“Not that I speak in respect of want: for I have learned, in whatsoever state I am, therewith to be content.” Philippians 4:11
He is six years old and filled with youthful exuberance. He gets excited about swings, lizards, water slides, ice cream, and trips to the library. He is usually not very passionate about shoes, because, well – shoes are not that interesting to a six-year-old boy.
I was admittedly rather surprised when he begged to come to the store and pick out some shoes for the new school year, immediately found the ones that he wanted, and could hardly wait to put them on when we arrived back at home. He carefully tied the laces all by himself, tried on his new school clothes to see how they looked with the shoes, and wiped the white soles with a wet cloth when he started to notice dirt collecting there.
A few days later, he wore those shoes when we took our kids to volunteer at a local non-profit organization called Feed My Starving Children. They rely on donations and volunteers to pack and ship food to malnourished children around the world. While we were there, they showed us a video about children who were literally starving to death before receiving this life-saving food. That was very eye-opening for my kids. Ever since then, they have been praying for hungry people in our daily family prayers, which makes me want to jump for joy because of their newfound awareness.
We left there that night with a couple of these shirts, and I am kind of in love with them.
As I witnessed my son’s excitement over a new pair of shoes before volunteering to help provide food for the heavily disadvantaged children of the world, a range of emotions filled my heart – the first of which was gratitude.

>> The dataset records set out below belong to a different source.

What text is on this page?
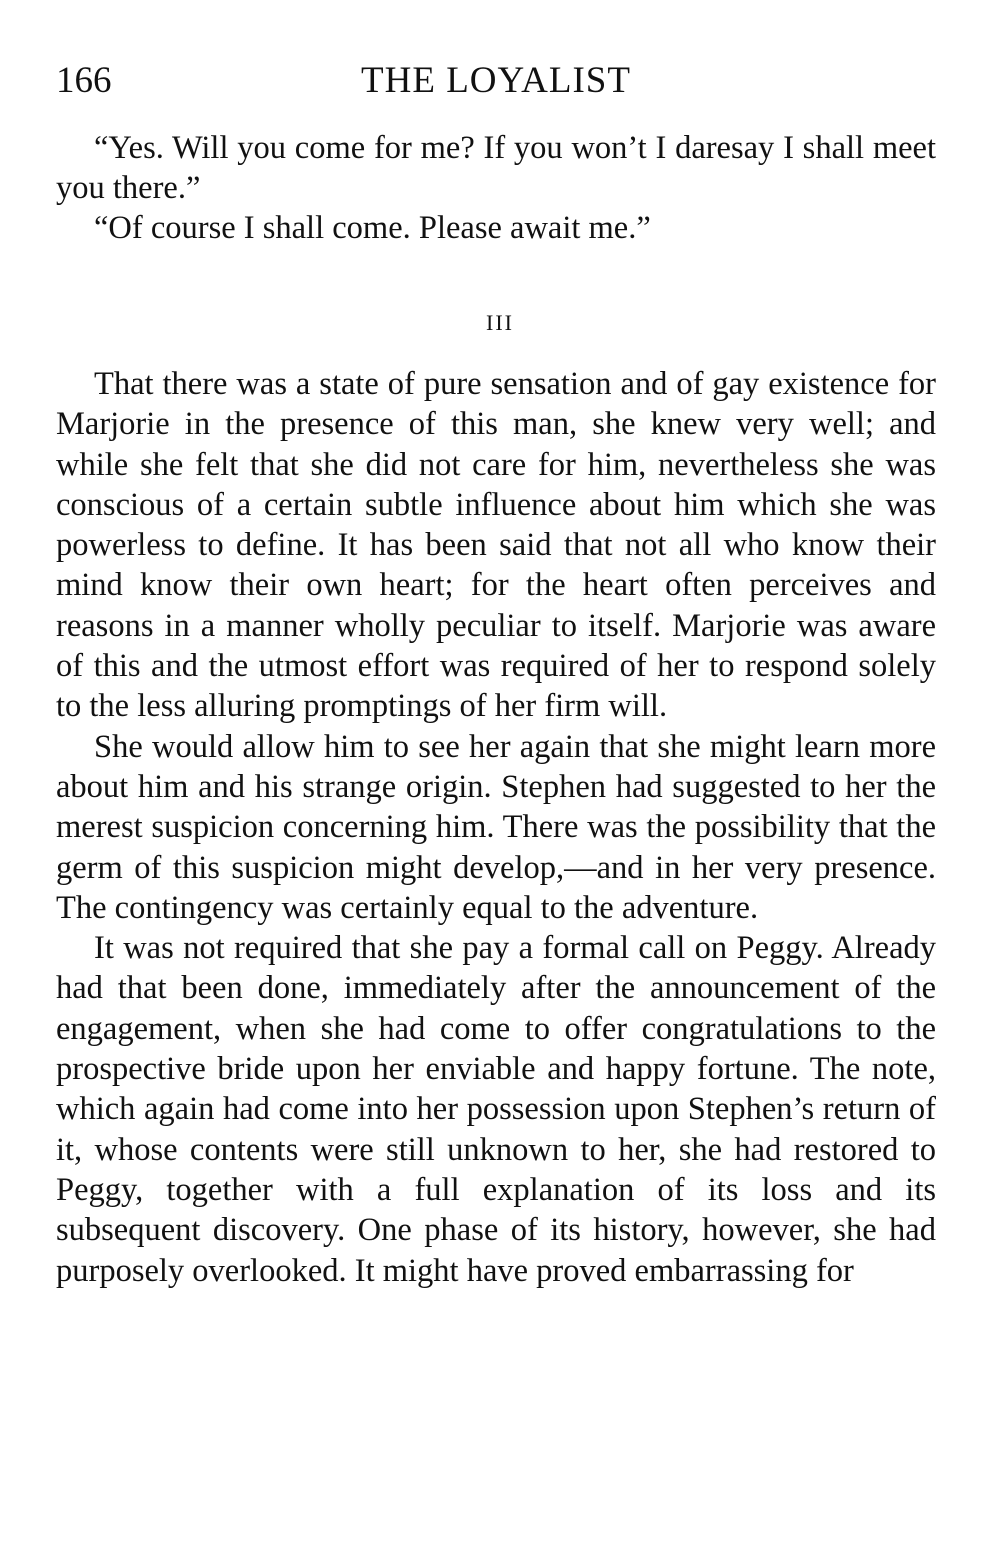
166	THE LOYALIST

“Yes. Will you come for me? If you won’t I daresay I shall meet you there.”

“Of course I shall come. Please await me.”

III

That there was a state of pure sensation and of gay existence for Marjorie in the presence of this man, she knew very well; and while she felt that she did not care for him, nevertheless she was conscious of a certain subtle influence about him which she was powerless to define. It has been said that not all who know their mind know their own heart; for the heart often perceives and reasons in a manner wholly peculiar to itself. Marjorie was aware of this and the utmost effort was required of her to respond solely to the less alluring promptings of her firm will.

She would allow him to see her again that she might learn more about him and his strange origin. Stephen had suggested to her the merest suspicion concerning him. There was the possibility that the germ of this suspicion might develop,—and in her very presence. The contingency was certainly equal to the adventure.

It was not required that she pay a formal call on Peggy. Already had that been done, immediately after the announcement of the engagement, when she had come to offer congratulations to the prospective bride upon her enviable and happy fortune. The note, which again had come into her possession upon Stephen’s return of it, whose contents were still unknown to her, she had restored to Peggy, together with a full explanation of its loss and its subsequent discovery. One phase of its history, however, she had purposely overlooked. It might have proved embarrassing for
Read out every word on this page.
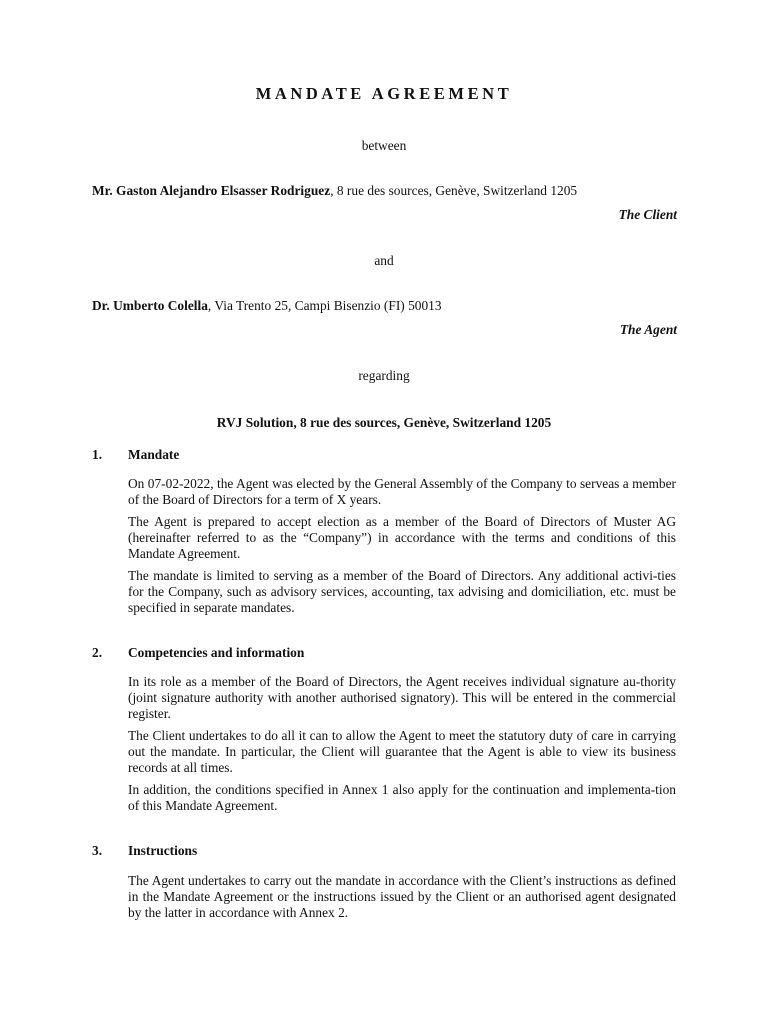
MANDATE AGREEMENT
between
Mr. Gaston Alejandro Elsasser Rodriguez, 8 rue des sources, Genève, Switzerland 1205
The Client
and
Dr. Umberto Colella, Via Trento 25, Campi Bisenzio (FI) 50013
The Agent
regarding
RVJ Solution, 8 rue des sources, Genève, Switzerland 1205
1. Mandate

On 07-02-2022, the Agent was elected by the General Assembly of the Company to serveas a member of the Board of Directors for a term of X years.

The Agent is prepared to accept election as a member of the Board of Directors of Muster AG (hereinafter referred to as the “Company”) in accordance with the terms and conditions of this Mandate Agreement.

The mandate is limited to serving as a member of the Board of Directors. Any additional activi-ties for the Company, such as advisory services, accounting, tax advising and domiciliation, etc. must be specified in separate mandates.

2. Competencies and information

In its role as a member of the Board of Directors, the Agent receives individual signature au-thority (joint signature authority with another authorised signatory). This will be entered in the commercial register.

The Client undertakes to do all it can to allow the Agent to meet the statutory duty of care in carrying out the mandate. In particular, the Client will guarantee that the Agent is able to view its business records at all times.

In addition, the conditions specified in Annex 1 also apply for the continuation and implementa-tion of this Mandate Agreement.

3. Instructions

The Agent undertakes to carry out the mandate in accordance with the Client’s instructions as defined in the Mandate Agreement or the instructions issued by the Client or an authorised agent designated by the latter in accordance with Annex 2.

Aside from the lean years of graduate school, we have never had to worry about providing the necessities of life for our family. If one of us needs shoes, we buy them without giving it a second thought. While we do not always buy popular brands or indulge in the latest trends, we are never lacking for clothing. We have a nice home in a safe neighborhood, even if it is often in need of repair. We don’t have to worry about how we will pay for electricity or water. We drive old cars that have 100,000 + miles, but they run. We have a fridge full of healthy food and pantry shelves that are usually well stocked. We are still working to pay off the student loans that put us through 10 years of school, and we certainly cannot afford to buy everything that we want, but we are not lacking.
So many others are not so lucky.
There are countless mothers who stay up at night worrying about how they will feed their children the next day. I imagine that it breaks their hearts into a thousand pieces when they have little choice but to send them off to school hungry.
There are those who have no transportation but their own two feet.
There are many who long to provide their children a home in a safe neighborhood with good schools, but that is simply out of the question.
There are children who dare not even dream of owning a brand new pair of shoes.
I was not prepared for the sadness that crept into my heart and settled right next to the gratitude. While I was happy that I could provide my child with something as simple as a new pair of shoes, my heart hurt for those children who were born into circumstances that were far less than ideal, and for their parents who would probably give anything to provide them with the same simple necessities that I so often take for granted.
There is nothing like a little dose of perspective to shift your focus and remind you of what is important.
I cannot even begin to say that I know what it is like to be poor. While I have lived through times of financial stress and meager income, they do not even compare to the struggles that some are forced to endure simply because of the circumstances of their birth. I do not know why there is such widespread inequality, or why I have been blessed with opportunities for education (thanks to a whole lot of student loans) that have provided a comfortable living while so many others struggle for mere survival.
But this much I do know…I must not take it for granted for a single day.
Instead of wishing I could afford more toys, nicer cars, a beautifully decorated home with one more bathroom, or the backyard of my dreams, I need to focus my energy on learning to be content with what I already have, because I have enough.
I echo the words of Jeffrey R. Holland who said:
I know that although I may not be my brother’s keeper, I am my brother’s brother, and ‘because I have been given much, I too must give.’
I want to do something, even if it is only a drop in the in the ocean, and that starts with gratitude and ends with action. I can begin by teaching my children to be grateful by providing them with what they need and very little of what they want, even if I can afford to give them more. I can teach them to serve others and think outside of themselves. I can show them by example that more stuff does not bring more happiness, and that intentionally choosing to live with less is more fulfilling that trying to keep up with everybody else.
I can help to provide food for a few starving children, or donate a few pairs of new shoes, in hopes of allowing a grateful mother to see her child’s eyes light up when he puts them on his feet for the first time. That may not even make a dent in the overall need, but it will matter a great deal to those individuals.
We can all make a difference if we have a desire and a commitment to do something, even if that something is small. Over time, small drops of goodness can flood the earth, bringing hope to those who need it most.
Are you up for it? What can you do today?
You can start by trying out the calculator on this site. You will be able to see that you are among the wealthiest 2% of the world’s population if you bring home an annual income of $40,000 (for a single person). Making $25,000 annually places you among the top 5%. Now that is some serious perspective.